1. A bandgap reference voltage generator comprising:

a reference voltage generator unit which generates a bandgap reference voltage;

a current provider unit which provides a start-up current to the reference voltage generator unit using a power; and

a current providing support unit which provides the start-up current to the reference voltage generator unit,

wherein if the current provider unit fails to provide the start-up current to the reference voltage generator unit, the current providing support unit provides the start-up current to the reference voltage generator unit using the power used by the current provider unit.

2. The bandgap reference voltage generator of claim 1, wherein the current providing support unit provides an electric path between the power used by the current provider unit and the reference voltage generator unit to provide the start-up current to the reference voltage generator unit.

3. The bandgap reference voltage generator of claim 2, wherein the current providing support unit connects the reference voltage generator unit to the power used by the current provider unit through a resistor means for providing the start-up current to the reference voltage generator unit.

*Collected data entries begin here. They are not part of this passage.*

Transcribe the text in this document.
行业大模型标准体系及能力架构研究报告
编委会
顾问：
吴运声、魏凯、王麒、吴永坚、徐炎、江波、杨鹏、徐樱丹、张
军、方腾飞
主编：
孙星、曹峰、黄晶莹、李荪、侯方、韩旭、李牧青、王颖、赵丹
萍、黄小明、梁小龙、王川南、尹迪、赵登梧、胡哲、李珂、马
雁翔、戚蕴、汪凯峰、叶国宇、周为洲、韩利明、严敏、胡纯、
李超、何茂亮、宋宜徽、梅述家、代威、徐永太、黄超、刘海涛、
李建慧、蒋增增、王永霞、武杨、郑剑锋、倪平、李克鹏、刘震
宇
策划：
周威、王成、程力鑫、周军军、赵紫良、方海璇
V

4. The bandgap reference voltage generator of claim 1, wherein if the current provider unit fails to provide the start-up current to the reference voltage generator unit, the current providing support unit performs a switching operation to electrically connect the reference voltage generator unit to the power used by the current provider unit to provide the start-up current to the reference voltage generator unit.

5. The bandgap reference voltage generator of claim 4, wherein:

if a level of the bandgap reference voltage generated by the reference voltage generator unit is within a predetermined range, the current provider provides the start-up current to the reference voltage generator unit; and

if the level of the bandgap reference voltage generated by the reference voltage generator unit is out of the predetermined range, the current providing support unit performs the switching operation to electrically connect the reference voltage generator unit to the predetermined power used by the current provider unit.

6. The bandgap reference voltage generator of claim 5, wherein if a voltage input to an operational amplifier of the reference voltage generator unit comprises a voltage offset, the level of the bandgap reference voltage generated by the reference voltage generator unit is out of the range.

7. An integrated circuit element into which an electric element driven by receiving a bandgap reference voltage is integrated, comprising:

a reference voltage generator unit which generates the bandgap reference voltage to be applied to the electric element;

a current provider unit which provides a start-up current to the reference voltage generator unit using a predetermined power; and

a current providing support unit which provides the start-up current to the reference voltage generator unit,

wherein if the current provider unit fails to provide the start-up current to the reference voltage generator unit, the current providing support unit provides the start-up current to the reference voltage generator unit using the predetermined power used by the current provider unit.

8. The integrated circuit element of claim 7, wherein the current providing support unit provides an electric path between the power used by the current provider unit and the reference voltage generator unit to provide the start-up current to the reference voltage generator unit.

9. The integrated circuit element of claim 7, wherein if the current provider unit fails to provide the start-up current to the reference voltage generator unit, the current providing support unit performs a switching operation to electrically connect the reference voltage generator unit to the power used by the current provider unit to provide the start-up current to the reference voltage generator unit.